Adding mass is NOT a good thing. Stiffness is good, generally, but speaker manufacturers have a pretty good idea what they are doing.
It's your speaker though, feel free to mess it up.
The other speaker you tried may just be a better speaker overall. Since it presented a heavier load on the amp section it also changes how the amp responds (which would indicate that the amp section may have been in danger of overload).
A trick to preserve old speakers is to paint or spray on a thin layer of polyurethane lacquer diluted in thinner. It works well when you have an old paper speaker that is breaking down. People use all sorts of glues to do this.
There is a rubber based product called speaker service cement made by MG Chemicals that I use. It soaks into the paper and is used to repair surrounds and cones. Kind of like the dope that they apply around the edge of speakers.
It's gonna require some math on your part. You'll need to know the mass of glue or resin or epoxy you need.

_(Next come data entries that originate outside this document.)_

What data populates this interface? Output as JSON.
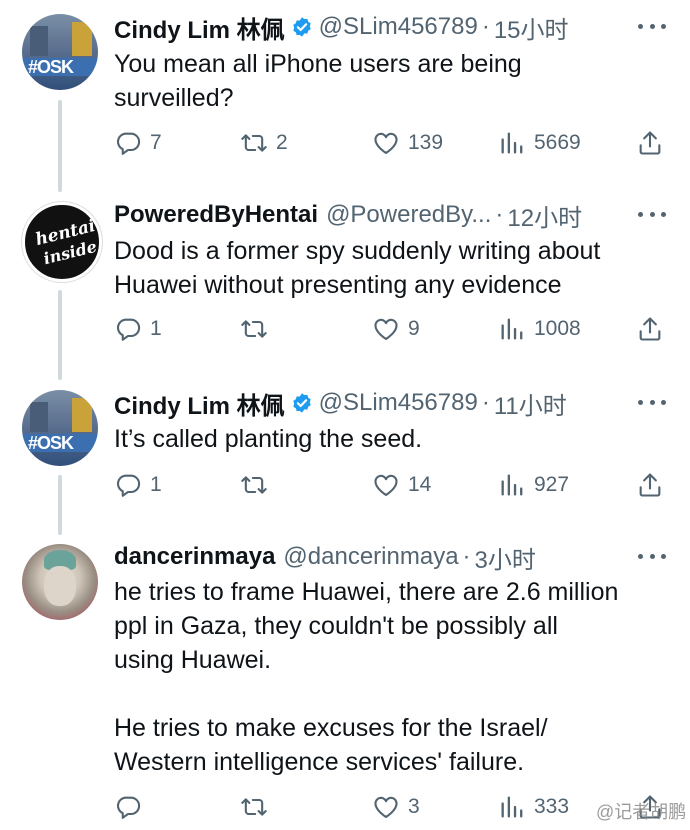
{
  "tweets": [
    {
      "name": "Cindy Lim 林佩",
      "verified": true,
      "handle": "@SLim456789",
      "time": "15小时",
      "text": "You mean all iPhone users are being\nsurveilled?",
      "reply": "7",
      "retweet": "2",
      "like": "139",
      "views": "5669",
      "avatar": "osk-avatar"
    },
    {
      "name": "PoweredByHentai",
      "verified": false,
      "handle": "@PoweredBy...",
      "time": "12小时",
      "text": "Dood is a former spy suddenly writing about\nHuawei without presenting any evidence",
      "reply": "1",
      "retweet": "",
      "like": "9",
      "views": "1008",
      "avatar": "hentai-inside-avatar",
      "avatar_text_1": "hentai",
      "avatar_text_2": "inside"
    },
    {
      "name": "Cindy Lim 林佩",
      "verified": true,
      "handle": "@SLim456789",
      "time": "11小时",
      "text": "It’s called planting the seed.",
      "reply": "1",
      "retweet": "",
      "like": "14",
      "views": "927",
      "avatar": "osk-avatar"
    },
    {
      "name": "dancerinmaya",
      "verified": false,
      "handle": "@dancerinmaya",
      "time": "3小时",
      "text": "he tries to frame Huawei, there are 2.6 million\nppl in Gaza, they couldn't be possibly all\nusing Huawei.\n\nHe tries to make excuses for the Israel/\nWestern intelligence services' failure.",
      "reply": "",
      "retweet": "",
      "like": "3",
      "views": "333",
      "avatar": "buddha-avatar"
    }
  ],
  "dot": "·",
  "osk_text": "#OSK",
  "watermark": "@记者胡鹏",
  "colors": {
    "text": "#0f1419",
    "muted": "#536471",
    "verified": "#1d9bf0",
    "line": "#cfd9de"
  }
}
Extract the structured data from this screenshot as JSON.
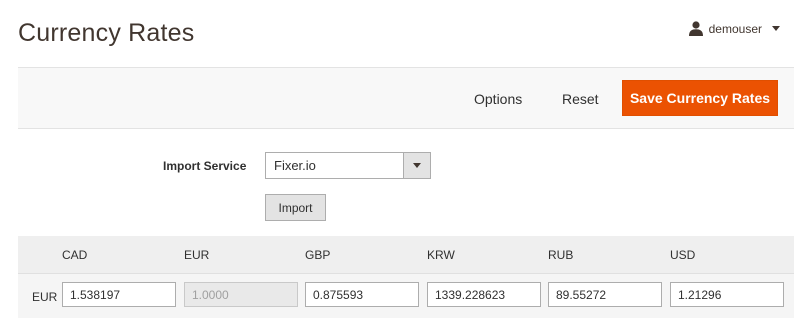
{
  "header": {
    "title": "Currency Rates",
    "user": {
      "name": "demouser",
      "icon": "user-icon"
    }
  },
  "toolbar": {
    "options_label": "Options",
    "reset_label": "Reset",
    "save_label": "Save Currency Rates",
    "accent_color": "#eb5202"
  },
  "import": {
    "label": "Import Service",
    "service_selected": "Fixer.io",
    "button_label": "Import"
  },
  "rates": {
    "row_label": "EUR",
    "columns": [
      {
        "code": "CAD",
        "value": "1.538197",
        "disabled": false
      },
      {
        "code": "EUR",
        "value": "1.0000",
        "disabled": true
      },
      {
        "code": "GBP",
        "value": "0.875593",
        "disabled": false
      },
      {
        "code": "KRW",
        "value": "1339.228623",
        "disabled": false
      },
      {
        "code": "RUB",
        "value": "89.55272",
        "disabled": false
      },
      {
        "code": "USD",
        "value": "1.21296",
        "disabled": false
      }
    ]
  }
}
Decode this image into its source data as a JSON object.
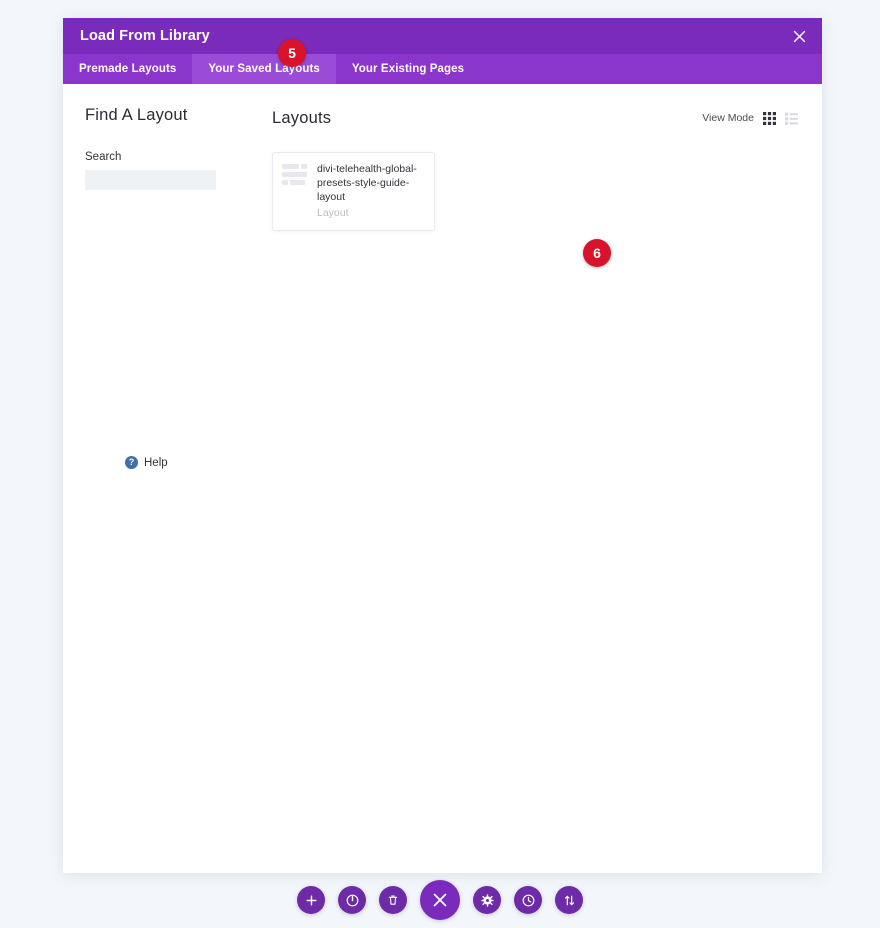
{
  "modal": {
    "title": "Load From Library",
    "close_icon": "close-icon",
    "tabs": [
      {
        "label": "Premade Layouts",
        "active": false
      },
      {
        "label": "Your Saved Layouts",
        "active": true
      },
      {
        "label": "Your Existing Pages",
        "active": false
      }
    ]
  },
  "badges": [
    {
      "id": "5",
      "value": "5",
      "color": "#d8132b"
    },
    {
      "id": "6",
      "value": "6",
      "color": "#d8132b"
    }
  ],
  "sidebar": {
    "title": "Find A Layout",
    "search": {
      "label": "Search",
      "value": "",
      "placeholder": ""
    },
    "help": {
      "icon": "question-mark-icon",
      "label": "Help"
    }
  },
  "main": {
    "title": "Layouts",
    "view_mode": {
      "label": "View Mode",
      "grid_icon": "grid-view-icon",
      "list_icon": "list-view-icon",
      "selected": "grid"
    },
    "layouts": [
      {
        "name": "divi-telehealth-global-presets-style-guide-layout",
        "type": "Layout"
      }
    ]
  },
  "toolbar": {
    "buttons": [
      {
        "name": "add-button",
        "icon": "plus-icon"
      },
      {
        "name": "power-button",
        "icon": "power-icon"
      },
      {
        "name": "trash-button",
        "icon": "trash-icon"
      },
      {
        "name": "close-builder-button",
        "icon": "close-x-icon"
      },
      {
        "name": "settings-button",
        "icon": "gear-icon"
      },
      {
        "name": "history-button",
        "icon": "clock-icon"
      },
      {
        "name": "responsive-button",
        "icon": "arrows-up-down-icon"
      }
    ]
  },
  "colors": {
    "header_purple": "#7b2bbb",
    "tabbar_purple": "#8a35cc",
    "active_tab_purple": "#9a4cd8",
    "badge_red": "#d8132b",
    "page_background": "#f3f7fb",
    "toolbar_purple": "#6e2ba8"
  }
}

Or you could model the speaker with whatever added weight you feel gives you the response and use that amount of glue n stuff.
Of course you'll need the Thiele Small data for the speaker.
Sealing the cab was a good idea. Mass loading the driver, not so good.
Adding mass to the cone will lower fs, making more extended (deeper) bass from the driver possible. However, the mass loaded driver will need a substantially larger cabinet in order to avoid excessive peaking in the bass. This is due to the increased mass also increasing qts - the driver is less damped.
Stiffening the cone will improve pistonic motion, which is ok (in itself), provided that the driver is crossed over to a mid/high range driver an octave (or more) below the frequency range where the wavelength approaches the driver effective diameter. Otherwise the driver becomes highly directional.
Also, the stiffening agent decreases cone damping, and causes a mismatch between the cone and surround (which is designed to absorb waves traveling in the cone), producing a more peaky response.
One further effect is a loss of sensitivity.
Overall, a fun experiment and a good way to learn about drivers, but most likely resulting in the purchase of a new driver.
So, stiffening = good, increase mass = not good. Ok. Now, considering I don't have the thiele small data, nor do I have any way to simulate this, then I'd be basically going at this blind. I don't happen to have any lacquer, nor epoxy (besides jb weld, and I ain't using that), I'd just have to go slowly, and keep the glue as thin as possible... I'm not too worried about making the response peaky, as long as it doesn't affect approx. 1khz. I find the 1khz band gives quite a nasally tone, and not in a good way like 300 or 500hz does. Oh, and the other speaker is from a First Act 15 watt bass amp. Lemme find the model here... Ah, MA215. Cheap amp. Well, was a cheap amp. Now it's just a pile of parts.
I just want to thank you guys for all your comments, you saved me from just going ahead and slathering thick layers of glue all over, thus preventing me from possible disappointment. I will let the samples dry tonight, and see about getting the speaker done tomorrow morning. Hopefully, between this and sealing the cab, this amp will sound great Tuesday night for Christmas eve service. Gonna be doing CADG through it ^_^ .
Go by the seat of your pants, listen, and see how it goes. Whatever the outcome is, it isn't the end of the world. You can always buy a replacement speaker.
Google speaker preservation and speaker doping for more info.
The best substance for stiffening a cone (don't do the surround) is "acrylic mat medium" available in art stores and art supply sections. It is a prep for canvases. It has been used by hi-fi people for decades.